凄い馬鹿を見つけた!

スパゲッティの乾麺というものは、安く買おうと思えば結構簡単に安いものを見つけられる。

学生の頃にご飯を炊いておかずを支度するよりも、スパゲッティの方が安価に一食を作れることに気が付いた。栄養バランスとか季節感とか酒が飲めるかどうかというのは関係なしの単に腹を満たす一食なのだけど…。


若い頃の僕は「高い麺の方が美味しいはず」と思い込んでいたので500グラムで300〜400円のものを買ったりもしていたのだが、10年ちょっと前からは基本的に1キロで198円のものを食べている。

これは「安いのに美味しい」なんていうレベルではなく、僕は「むしろ安い麺のほうが美味しいのではないか?」と本気で思っている。値段ではなく、調理技術なのだ。


そんな持論を持つ僕が先日凄い馬鹿を見つけた。ウェブで見かけた「猿川佑」という人なのだけど、スパゲッティペペロンチーノを48円で作れることに驚いているのだ。

スパゲッティを大盛りで食べるとして乾麺を150グラム使うとしよう。この価格は約30円だ。そして大蒜と唐辛子とオリーブオイル、これらは高価な素材を選べばいくらでも高価になるが、それらを合わせても48円でペペロンチーノの作れるというのは「適正な普通の価格」だと思う。

これに驚いていることが馬鹿みたいなのだが、この人の「コンソメの捉え方」にぶったまげた。これこそが真の馬鹿だと思った。

こいつはコンソメ味に完全洗脳されていて、自分の食べたものの人口的な旨味が化学調味料コンソメによるものであることすら分からなくなっているのだ。

「味付けはコンソメくらい…」と言ってる段階で、その料理の味はコンソメによるものであることに気付けよ!


僕は料理を作る際にシロウトの投稿レシピは見ない。というか玄人のレシピも見ない。料理というのはなにかの指南書などに基づいて、そいつを再現する作業ではないと思っているからだ。

食べたい味を自分の能力で作り出すことが、僕にとっての料理だと思っている。レシピの再現ではなく、これをこうするとこの味になる…という自らの料理力に任せるべきなのだ。そのうえで美味しいものを作れるようになることこそが料理の上達だ。
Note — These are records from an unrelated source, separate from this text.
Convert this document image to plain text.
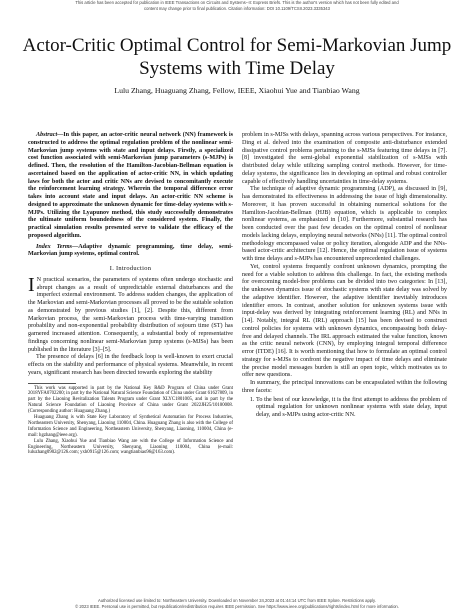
This article has been accepted for publication in IEEE Transactions on Circuits and Systems--II: Express Briefs. This is the author's version which has not been fully edited and
content may change prior to final publication. Citation information: DOI 10.1109/TCSII.2023.3335343
Actor-Critic Optimal Control for Semi-Markovian Jump Systems with Time Delay
Lulu Zhang, Huaguang Zhang, Fellow, IEEE, Xiaohui Yue and Tianbiao Wang

Abstract—In this paper, an actor-critic neural network (NN) framework is constructed to address the optimal regulation problem of the nonlinear semi-Markovian jump systems with state and input delays. Firstly, a specialized cost function associated with semi-Markovian jump parameters (s-MJPs) is defined. Then, the resolution of the Hamilton-Jacobian-Bellman equation is ascertained based on the application of actor-critic NN, in which updating laws for both the actor and critic NNs are devised to concomitantly execute the reinforcement learning strategy. Wherein the temporal difference error takes into account state and input delays. An actor-critic NN scheme is designed to approximate the unknown dynamic for time-delay systems with s-MJPs. Utilizing the Lyapunov method, this study successfully demonstrates the ultimate uniform boundedness of the considered system. Finally, the practical simulation results presented serve to validate the efficacy of the proposed algorithm.

Index Terms—Adaptive dynamic programming, time delay, semi-Markovian jump systems, optimal control.

I. Introduction

I N practical scenarios, the parameters of systems often undergo stochastic and abrupt changes as a result of unpredictable external disturbances and the imperfect external environment. To address sudden changes, the application of the Markovian and semi-Markovian processes all proved to be the suitable solution as demonstrated by previous studies [1], [2]. Despite this, different from Markovian process, the semi-Markovian process with time-varying transition probability and non-exponential probability distribution of sojourn time (ST) has garnered increased attention. Consequently, a substantial body of representative findings concerning nonlinear semi-Markovian jump systems (s-MJSs) has been published in the literature [3]–[5].

The presence of delays [6] in the feedback loop is well-known to exert crucial effects on the stability and performance of physical systems. Meanwhile, in recent years, significant research has been directed towards exploring the stability

This work was supported in part by the National Key R&D Program of China under Grant 2018YFA0702200; in part by the National Natural Science Foundation of China under Grant 61627809, in part by the Liaoning Revitalization Talents Program under Grant XLYC1801005, and in part by the Natural Science Foundation of Liaoning Province of China under Grant 2022JH25/10100008. (Corresponding author: Huaguang Zhang.)

Huaguang Zhang is with State Key Laboratory of Synthetical Automation for Process Industries, Northeastern University, Shenyang, Liaoning 110004, China. Huaguang Zhang is also with the College of Information Science and Engineering, Northeastern University, Shenyang, Liaoning, 110004, China (e-mail: hgzhang@ieee.org).

Lulu Zhang, Xiaohui Yue and Tianbiao Wang are with the College of Information Science and Engineering, Northeastern University, Shenyang, Liaoning 110004, China (e-mail: luluzhang0902@126.com; yxh0915@126.com; wangtianbiao96@163.com).

problem in s-MJSs with delays, spanning across various perspectives. For instance, Ding et al. delved into the examination of composite anti-disturbance extended dissipative control problems pertaining to the s-MJSs featuring time delays in [7]. [8] investigated the semi-global exponential stabilization of s-MJSs with distributed delay while utilizing sampling control methods. However, for time-delay systems, the significance lies in developing an optimal and robust controller capable of effectively handling uncertainties in time-delay systems.

The technique of adaptive dynamic programming (ADP), as discussed in [9], has demonstrated its effectiveness in addressing the issue of high dimensionality. Moreover, it has proven successful in obtaining numerical solutions for the Hamilton-Jacobian-Bellman (HJB) equation, which is applicable to complex nonlinear systems, as emphasized in [10]. Furthermore, substantial research has been conducted over the past few decades on the optimal control of nonlinear models lacking delays, employing neural networks (NNs) [11]. The optimal control methodology encompassed value or policy iteration, alongside ADP and the NNs-based actor-critic architecture [12]. Hence, the optimal regulation issue of systems with time delays and s-MJPs has encountered unprecedented challenges.

Yet, control systems frequently confront unknown dynamics, prompting the need for a viable solution to address this challenge. In fact, the existing methods for overcoming model-free problems can be divided into two categories: In [13], the unknown dynamics issue of stochastic systems with state delay was solved by the adaptive identifier. However, the adaptive identifier inevitably introduces identifier errors. In contrast, another solution for unknown systems issue with input-delay was derived by integrating reinforcement learning (RL) and NNs in [14]. Notably, integral RL (IRL) approach [15] has been devised to construct control policies for systems with unknown dynamics, encompassing both delay-free and delayed channels. The IRL approach estimated the value function, known as the critic neural network (CNN), by employing integral temporal difference error (ITDE) [16]. It is worth mentioning that how to formulate an optimal control strategy for s-MJSs to confront the negative impact of time delays and eliminate the precise model messages burden is still an open topic, which motivates us to offer new questions.

In summary, the principal innovations can be encapsulated within the following three facets:

1. To the best of our knowledge, it is the first attempt to address the problem of optimal regulation for unknown nonlinear systems with state delay, input delay, and s-MJPs using actor-critic NN.
Authorized licensed use limited to: Northeastern University. Downloaded on November 24,2023 at 01:44:14 UTC from IEEE Xplore. Restrictions apply.
© 2023 IEEE. Personal use is permitted, but republication/redistribution requires IEEE permission. See https://www.ieee.org/publications/rights/index.html for more information.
音楽に例えると、与えられた譜面を再現する吹奏楽みたいなものではなくて、基本的な決めごとの中で自由にセッションして一つの曲を作り上げるジャズのようなものだ。ミュージシャンによるアドリブと同じように、全てが自分自身の発想力で料理を進めていくべきだと思っている。

スパゲッティというものはコンソメがなくては出来ないと思っている馬鹿が多いようだ。そして和食には顆粒の出汁、中華料理には粉末の鶏ガラスープの素、特に鶏ガラスープの素を鶏ガラと呼ぶ馬鹿には呆れ返る。鶏ガラというのは粉末ではなく、骨やら屑肉のことだ。

こうした馬鹿の作る料理をその子供が同じように真似て作る。こうしてちゃんとした料理法は伝承されずに化学調味料がなくては料理を作れない馬鹿が増殖していくのだと、日本の将来が心配になった。